Apted has been criticized for the lack of racial diversity in the series, but points out that his choice reflected the reality in Britain in 1964. However, he said he would have relished recording the change in the status of women since the first film.
"It always pains me that I missed that story," he said in an interview with CBC’s Q cultural affairs show.
Apted, whose directing credits also include Coal Miner's Daughter and the James Bond classic The World is Not Enough, was just 22 years old when he took on the first documentary in the series.
"It was a one-off film. It was a rather a brilliant idea by people who were running a show called World in Action, of having a look at the English class system in 1964 by just getting a group of seven-year-old children from different social backgrounds and asking them questions, rather than getting politicians or economists," he recalled.
Apted had just three weeks to find the children and three weeks to shoot the documentary, in which he asks the children about their lives, hopes and dreams. Though not planned as a long-term series, a few years later someone suggested he revisit the 14 children — as "spotty, monosyllabic teens" — and a film franchise was born.
The original participants are now 56 and Apted’s latest instalment — 56 Up, the eighth in the series — is screening in Toronto ahead of its theatrical release in January.

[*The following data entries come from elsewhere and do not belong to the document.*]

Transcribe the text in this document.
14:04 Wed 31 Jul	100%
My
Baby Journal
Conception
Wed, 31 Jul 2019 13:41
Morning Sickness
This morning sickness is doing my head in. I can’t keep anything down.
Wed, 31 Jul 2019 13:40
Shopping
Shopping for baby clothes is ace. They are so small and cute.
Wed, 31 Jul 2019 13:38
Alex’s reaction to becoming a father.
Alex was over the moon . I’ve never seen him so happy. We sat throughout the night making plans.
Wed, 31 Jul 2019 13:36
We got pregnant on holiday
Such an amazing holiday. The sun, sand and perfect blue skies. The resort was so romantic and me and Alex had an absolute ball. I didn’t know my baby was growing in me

Consistent focus in each instalment
His relationship with the 14 has changed over the years, Apted said, but his style has remained consistent. He focuses on their faces and on conversations about their lives.
"It’s been a hell of ride for them. They started out in all innocence and then found themselves in a middle of a juggernaut," he said.
"I’m not there to trip them up. I’m not there to expose them in any way. I just want to find out how they’re thinking, what makes them tick."
Looking back on the series, which has been popular worldwide, Apted says he still finds it striking how class and socio-economic status continue to play a role in people's lives.
"Looking at the film, you could say that a certain group of people have fairly narrow visions of the future and what is possible and other people’s lives are sort of planned out," he said.
56 Up opens at Toronto's Bloor Hot Docs Cinema on Friday.